Organisations need to decide how much risk they are prepared to take: in other words, what is their ‘risk appetite’? Organisations in the finance sector, for example, will justifiably be anxious to minimise any risk that might appear to put in question their probity or reliability, but different levels of risk appetite may apply to different areas of business, and higher levels may be appropriate where there is the prospect of higher returns. HR can help to influence the organisation’s judgment about its risk appetite in key areas such as reputational risk, where failure to manage diversity issues effectively can seriously damage the business.

In the end, risk management is about identifying and prioritising risks to organisational performance. The best judgment will often be that of local units and people closest to the ground.
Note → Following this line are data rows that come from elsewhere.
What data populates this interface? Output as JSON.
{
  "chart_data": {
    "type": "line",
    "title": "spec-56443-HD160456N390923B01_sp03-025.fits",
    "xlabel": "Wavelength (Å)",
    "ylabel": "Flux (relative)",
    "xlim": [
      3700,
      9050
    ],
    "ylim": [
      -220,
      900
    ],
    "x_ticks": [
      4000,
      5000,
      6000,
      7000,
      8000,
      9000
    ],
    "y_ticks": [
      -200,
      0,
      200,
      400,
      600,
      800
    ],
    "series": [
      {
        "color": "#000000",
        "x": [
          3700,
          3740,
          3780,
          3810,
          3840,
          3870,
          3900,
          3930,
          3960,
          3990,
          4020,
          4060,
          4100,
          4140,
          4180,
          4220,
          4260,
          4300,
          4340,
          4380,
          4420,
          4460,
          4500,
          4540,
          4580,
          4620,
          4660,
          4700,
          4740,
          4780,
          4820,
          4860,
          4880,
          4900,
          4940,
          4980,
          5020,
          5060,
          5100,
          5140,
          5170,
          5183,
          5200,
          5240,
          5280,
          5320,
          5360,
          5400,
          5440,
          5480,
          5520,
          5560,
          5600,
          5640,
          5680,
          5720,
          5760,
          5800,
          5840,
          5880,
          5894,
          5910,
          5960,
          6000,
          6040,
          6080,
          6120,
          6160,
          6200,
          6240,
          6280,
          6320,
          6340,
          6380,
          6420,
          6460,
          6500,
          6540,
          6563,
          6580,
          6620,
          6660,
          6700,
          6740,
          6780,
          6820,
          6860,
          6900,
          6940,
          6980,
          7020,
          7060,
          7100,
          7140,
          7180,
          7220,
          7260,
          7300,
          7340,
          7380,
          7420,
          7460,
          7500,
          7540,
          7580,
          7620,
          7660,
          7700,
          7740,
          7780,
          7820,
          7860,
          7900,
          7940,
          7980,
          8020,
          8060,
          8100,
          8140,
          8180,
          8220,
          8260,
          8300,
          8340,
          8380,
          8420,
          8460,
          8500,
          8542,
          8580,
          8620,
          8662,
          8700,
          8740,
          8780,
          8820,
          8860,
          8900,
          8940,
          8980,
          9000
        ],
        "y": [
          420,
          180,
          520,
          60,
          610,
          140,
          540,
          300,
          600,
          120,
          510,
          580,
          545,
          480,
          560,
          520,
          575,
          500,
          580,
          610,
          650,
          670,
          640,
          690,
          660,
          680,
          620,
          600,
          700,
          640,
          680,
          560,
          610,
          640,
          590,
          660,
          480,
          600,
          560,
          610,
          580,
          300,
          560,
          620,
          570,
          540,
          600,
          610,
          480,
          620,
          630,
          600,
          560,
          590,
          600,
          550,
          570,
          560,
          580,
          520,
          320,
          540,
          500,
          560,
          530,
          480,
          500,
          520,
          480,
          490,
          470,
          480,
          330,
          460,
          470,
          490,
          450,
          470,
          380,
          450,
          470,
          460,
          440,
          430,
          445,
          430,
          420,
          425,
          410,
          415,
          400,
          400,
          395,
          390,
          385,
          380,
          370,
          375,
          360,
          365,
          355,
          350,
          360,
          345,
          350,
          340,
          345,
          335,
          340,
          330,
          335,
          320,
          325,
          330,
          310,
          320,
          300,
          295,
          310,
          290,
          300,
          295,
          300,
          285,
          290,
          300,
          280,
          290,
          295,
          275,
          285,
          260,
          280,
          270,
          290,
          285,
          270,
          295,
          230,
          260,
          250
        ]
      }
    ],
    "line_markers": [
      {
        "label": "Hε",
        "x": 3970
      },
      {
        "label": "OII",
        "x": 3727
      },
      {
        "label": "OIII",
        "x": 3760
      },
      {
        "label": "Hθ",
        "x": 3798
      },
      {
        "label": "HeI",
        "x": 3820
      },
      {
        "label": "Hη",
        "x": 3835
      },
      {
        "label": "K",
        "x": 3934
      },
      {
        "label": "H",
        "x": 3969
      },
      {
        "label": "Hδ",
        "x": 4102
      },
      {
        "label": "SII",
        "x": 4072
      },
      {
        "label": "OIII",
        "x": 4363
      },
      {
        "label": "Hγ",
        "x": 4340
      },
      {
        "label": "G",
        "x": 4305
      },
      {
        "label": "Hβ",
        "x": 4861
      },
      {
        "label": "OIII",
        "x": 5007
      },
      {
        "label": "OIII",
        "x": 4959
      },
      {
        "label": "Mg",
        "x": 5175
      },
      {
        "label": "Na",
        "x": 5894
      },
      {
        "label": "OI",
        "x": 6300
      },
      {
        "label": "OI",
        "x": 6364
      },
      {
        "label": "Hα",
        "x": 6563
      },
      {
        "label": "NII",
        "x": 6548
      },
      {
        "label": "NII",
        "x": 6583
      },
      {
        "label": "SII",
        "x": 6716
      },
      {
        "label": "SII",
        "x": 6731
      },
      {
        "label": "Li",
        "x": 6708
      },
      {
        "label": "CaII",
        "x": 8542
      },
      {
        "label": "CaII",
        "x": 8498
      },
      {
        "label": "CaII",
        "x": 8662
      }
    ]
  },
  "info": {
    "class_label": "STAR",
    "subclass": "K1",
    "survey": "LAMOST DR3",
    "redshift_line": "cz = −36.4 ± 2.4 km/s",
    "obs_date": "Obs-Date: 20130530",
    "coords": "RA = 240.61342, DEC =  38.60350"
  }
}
But HR needs to be fully involved in the process of identifying and prioritising risks and in implementing action to guard against them.

The benefits of closer association between risk management and HR professionals are not a one-way street: HR can gain visibility and influence but the risk management process itself will be immeasurably strengthened by a better appreciation of how the people dimension can contribute.

The HR risk basics

"Managing risk is not just about limiting short-term financial loss, it's about systematically addressing all those issues that can impact on organisational outcomes," says Mike Emmott, employee relations adviser for the UK-based Chartered Institute of Personnel and Development (CIPD).

There appears to be a huge gap between the risks that have been identified and what organisations are actually doing to manage them, according to Emmott, with research showing that senior executives feel some of the key areas of risk that are not being adequately addressed relate to the way people are managed.

HR professionals have the skills and knowledge to identify the risks associated with people and gather the evidence necessary to create a balance between resources required and the benefits to the business. Emmott says they need to be fully involved in helping organisations control people-related costs and take opportunities to improve service delivery.